The Future Of The Wild
🚧 Challenge
As part of our graduate-level Foresight Studio at OCAD University, our team was assigned the thematic domain of The Future of the Wild in 2040. The challenge involved developing a comprehensive foresight scenario for a hypothetical client. To deepen the inquiry, we selected ‘Identity’ as a cross-cutting axis, allowing us to investigate how personal and collective identity might evolve in relation to nature over time.
Project Type: Academic
Course: SFIN Foresight Studio, Master of Design (MDes), OCAD University
Duration: January 7 – April 7, 2020
Team: Alexis Tennent, Hannah Chafetz, Nam Hoang, Shahria Khan
My Contributions: Ideation, conceptualization, storytelling, trend analysis, scenario building, web development, and content creation
🎯 Objective
Our guiding question—how might future humans form their identities in relation to the Wild?—was designed to surface the motivational forces driving both climate action and inertia. Our hypothetical client for this exploration was the United Nations (UN), framing the work within a global institutional context.
🌱 Outcome
Through environmental scanning, trend synthesis, and scenario building, we created four divergent future narratives centered around shifts in identity and their potential impact on humanity’s relationship with the natural world. Each scenario highlights key implications for individuals, communities, and ecosystems in the year 2040.
🏆Recognition
🏆 This project earned 2nd place globally in the 2020 Association of Professional Futurists’ Student Recognition Awards.

🔍 Methodologies
Our team identified and synthesized 14 trends derived from weak and strong signals, analyzed through the STEEPV framework (Society, Technology, Economy, Environment, Politics, and Values).
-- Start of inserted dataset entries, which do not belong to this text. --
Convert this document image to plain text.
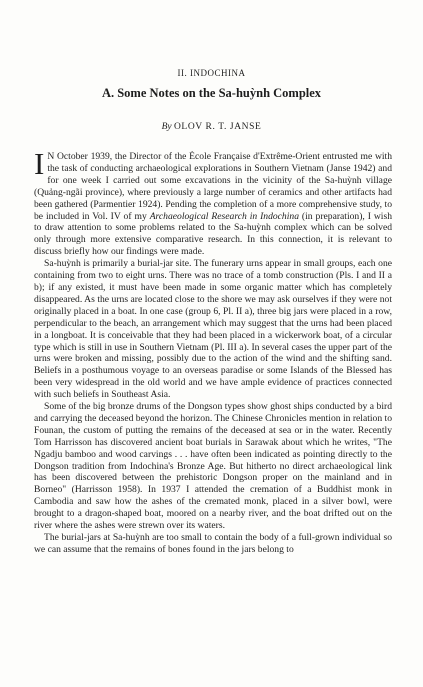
II. INDOCHINA
A. Some Notes on the Sa-huỳnh Complex
By OLOV R. T. JANSE

I N October 1939, the Director of the École Française d'Extrême-Orient entrusted me with the task of conducting archaeological explorations in Southern Vietnam (Janse 1942) and for one week I carried out some excavations in the vicinity of the Sa-huỳnh village (Quảng-ngãi province), where previously a large number of ceramics and other artifacts had been gathered (Parmentier 1924). Pending the completion of a more comprehensive study, to be included in Vol. IV of my Archaeological Research in Indochina (in preparation), I wish to draw attention to some problems related to the Sa-huỳnh complex which can be solved only through more extensive comparative research. In this connection, it is relevant to discuss briefly how our findings were made.

Sa-huỳnh is primarily a burial-jar site. The funerary urns appear in small groups, each one containing from two to eight urns. There was no trace of a tomb construction (Pls. I and II a b); if any existed, it must have been made in some organic matter which has completely disappeared. As the urns are located close to the shore we may ask ourselves if they were not originally placed in a boat. In one case (group 6, Pl. II a), three big jars were placed in a row, perpendicular to the beach, an arrangement which may suggest that the urns had been placed in a longboat. It is conceivable that they had been placed in a wickerwork boat, of a circular type which is still in use in Southern Vietnam (Pl. III a). In several cases the upper part of the urns were broken and missing, possibly due to the action of the wind and the shifting sand. Beliefs in a posthumous voyage to an overseas paradise or some Islands of the Blessed has been very widespread in the old world and we have ample evidence of practices connected with such beliefs in Southeast Asia.

Some of the big bronze drums of the Dongson types show ghost ships conducted by a bird and carrying the deceased beyond the horizon. The Chinese Chronicles mention in relation to Founan, the custom of putting the remains of the deceased at sea or in the water. Recently Tom Harrisson has discovered ancient boat burials in Sarawak about which he writes, "The Ngadju bamboo and wood carvings . . . have often been indicated as pointing directly to the Dongson tradition from Indochina's Bronze Age. But hitherto no direct archaeological link has been discovered between the prehistoric Dongson proper on the mainland and in Borneo" (Harrisson 1958). In 1937 I attended the cremation of a Buddhist monk in Cambodia and saw how the ashes of the cremated monk, placed in a silver bowl, were brought to a dragon-shaped boat, moored on a nearby river, and the boat drifted out on the river where the ashes were strewn over its waters.

The burial-jars at Sa-huỳnh are too small to contain the body of a full-grown individual so we can assume that the remains of bones found in the jars belong to
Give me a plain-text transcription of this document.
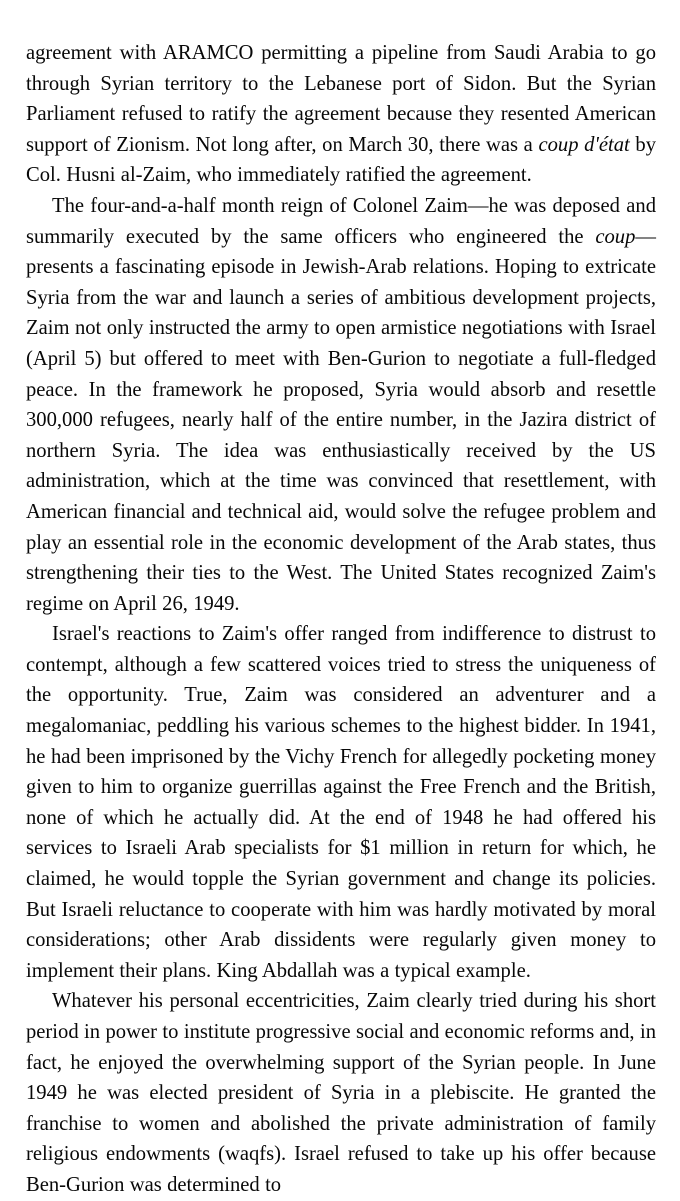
agreement with ARAMCO permitting a pipeline from Saudi Arabia to go through Syrian territory to the Lebanese port of Sidon. But the Syrian Parliament refused to ratify the agreement because they resented American support of Zionism. Not long after, on March 30, there was a coup d'état by Col. Husni al-Zaim, who immediately ratified the agreement.

The four-and-a-half month reign of Colonel Zaim—he was deposed and summarily executed by the same officers who engineered the coup—presents a fascinating episode in Jewish-Arab relations. Hoping to extricate Syria from the war and launch a series of ambitious development projects, Zaim not only instructed the army to open armistice negotiations with Israel (April 5) but offered to meet with Ben-Gurion to negotiate a full-fledged peace. In the framework he proposed, Syria would absorb and resettle 300,000 refugees, nearly half of the entire number, in the Jazira district of northern Syria. The idea was enthusiastically received by the US administration, which at the time was convinced that resettlement, with American financial and technical aid, would solve the refugee problem and play an essential role in the economic development of the Arab states, thus strengthening their ties to the West. The United States recognized Zaim's regime on April 26, 1949.

Israel's reactions to Zaim's offer ranged from indifference to distrust to contempt, although a few scattered voices tried to stress the uniqueness of the opportunity. True, Zaim was considered an adventurer and a megalomaniac, peddling his various schemes to the highest bidder. In 1941, he had been imprisoned by the Vichy French for allegedly pocketing money given to him to organize guerrillas against the Free French and the British, none of which he actually did. At the end of 1948 he had offered his services to Israeli Arab specialists for $1 million in return for which, he claimed, he would topple the Syrian government and change its policies. But Israeli reluctance to cooperate with him was hardly motivated by moral considerations; other Arab dissidents were regularly given money to implement their plans. King Abdallah was a typical example.

Whatever his personal eccentricities, Zaim clearly tried during his short period in power to institute progressive social and economic reforms and, in fact, he enjoyed the overwhelming support of the Syrian people. In June 1949 he was elected president of Syria in a plebiscite. He granted the franchise to women and abolished the private administration of family religious endowments (waqfs). Israel refused to take up his offer because Ben-Gurion was determined to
Click this link to learn more about the four trends I developed for this project.
These trends served as the foundation for the four exploratory scenarios, each offering a speculative lens on how evolving identity narratives might reshape humanity’s interaction with the Wild.
🔹 Causal Layered Analysis (CLA)
To decode the multilayered relationships between identity and nature, we employed Causal Layered Analysis (CLA). We progressed from surface-level litanies to deeper worldviews, ultimately arriving at the core metaphor: “We are what we wear.”
🔹 Generic Images of the Future
Drawing upon Jim Dator’s Generic Futures (Growth, Transformation, Discipline, Collapse), we reinterpreted our core metaphor through four distinct CLA pathways.
🔹 Temporal Mapping
Each CLA was projected onto a 2040 timeline, enabling us to map plausible trajectories of change and their potential triggers.

🌳 The Designed Future: “Equal Ground” Scenario
🌍 Equal Ground envisions a 2040 where humans pursue equity with nature through institutional reform and immersive public engagement. 🏞️ Centered on a fictional government agency, ONE (Open Natural Environment), the scenario explores identity transformation through environmental cohabitation.
🔹 What
Our final designed future is grounded in the “Transformation” archetype. It takes the form of a fictional government website developed by a rebranded Toronto Parks & Recreation department, now known as ONE (Open Natural Environment)—symbolizing a shift toward ecological equity.
🔹 How
This scenario was selected through team consensus and highlights a future in which humans actively strive to establish parity with non-human life through policy and innovation.
🔹 Why
We sought to illustrate how global climate strategies might manifest at the municipal level. Developed during the onset of the COVID-19 pandemic, our objective was to make the scenario as immersive as possible. The website incorporates video diaries and project narratives to demonstrate how new ecological priorities shape human identity.
🌐Artifact
We created a fictional web portal for ONE representing an artifact of the future. The portal reflects a key aspect of the “Equal Ground” narrative. The platform also features four fictional characters, symbolizing the inclusion of diverse voices in co-creating futures. These personas were brought to life through a performed act captured in the video.
👥 Team Contribution & Collaboration Ethos
Our collaborative ethos emphasized equity in workload, skills-based role allocation, and mutual respect. All members had the autonomy to contribute meaningfully, and prior consent was obtained before assuming additional responsibilities. For example, I led the development of the website owing to my prior experience, while other team members led content writing, UX structuring, and visual design.
✍️ Acknowledgment
Acknowledges collective authorship and the adaptation of this content from the team’s final project report.